Ransomware is a form of malware that typically encrypts important files on the victim’s computer. The victim is then given a ransom demand, the payment of which should mean that the encrypted files can be released. In reality, some types of ransomware delete many important files anyway, and paying the ransom does not guarantee that any files will be released.
The Action Fraud alert and police warning relate to recent attempts by criminals to cold-call schools, claiming to be from the Department of Education. The object of the calls has been to obtain the email address of the head teacher / a senior staff member, with the excuse that forms containing sensitive information need to be sent to them. According to Action Fraud, the types of forms that fraudsters have claimed they need to send have varied; anything from exam guidance to mental health assessments.
Step Two - The Malware (Ransomware)
Once the email address of the head teacher / senior staff member has been obtained, a legitimate looking email is then sent that contains a zip file attachment which has been masked as an Excel or Word document. The attachment contains the ransomware. If the attachment is downloaded, key files on the computer are encrypted files (and often deleted, sometimes at timed intervals) and a demand for money is sent to the school to unlock the files. This type of attack is doubly disastrous for schools due to their data protection responsibilities and the fact that the data relates to children / vulnerable young people.
Example From America
An example of a very similar attack which took place at a Los Angeles School on New Year’s Eve resulted in unknown attackers using ransomware to encrypt hundreds of thousands of files affecting much of the campus' 1,800 staff and 20,000 students. The school, in this case, paid US$28,000 (in bitcoin currency) to release files.
2016 Was Ransomware Year
2016 was a huge year for ransomware attacks globally. For example, Kaspersky Labs estimated that in the 3rd quarter of 2016 a ransomware infection occurred every 30 seconds. Intel Security also reported that infections rose by more than a quarter in the first 3 months of the year.

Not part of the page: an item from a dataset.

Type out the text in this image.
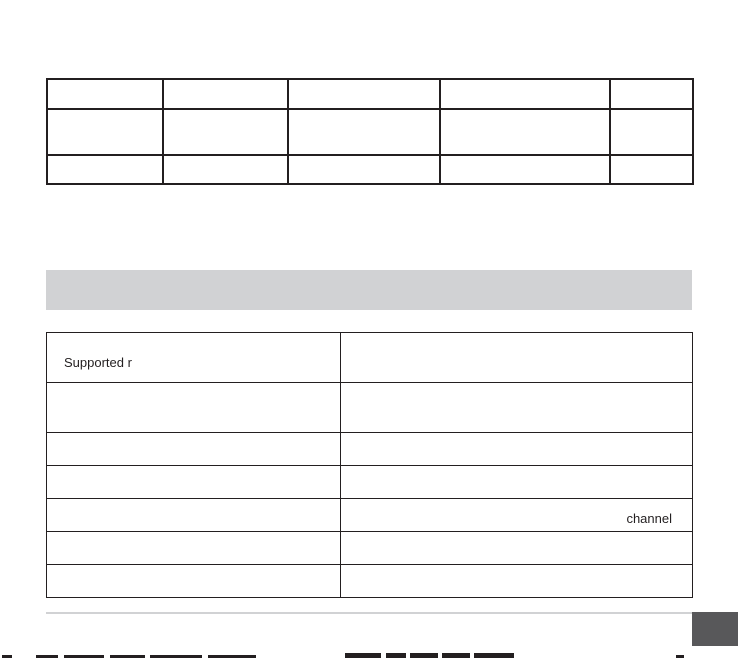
Supported r	

	channel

What Does This Mean For Your Business?
For schools and businesses alike, it’s a case of always being on the lookout for suspicious emails, keeping security software up to date and regularly backing up critical data.
In order to provide maximum protection against more prevalent and varied threats this year, businesses should now adopt multi-layered security solutions. Businesses should accept that there is a real likelihood that they will be targeted and therefore prepare for this by implementing the most up to date security solutions, virtual patching and education of employees in order to mitigate risks from as many angles ('vectors') as possible.
Having workable and well communicated Disaster Recovery and Business Continuity Plans in place is now also an important requirement.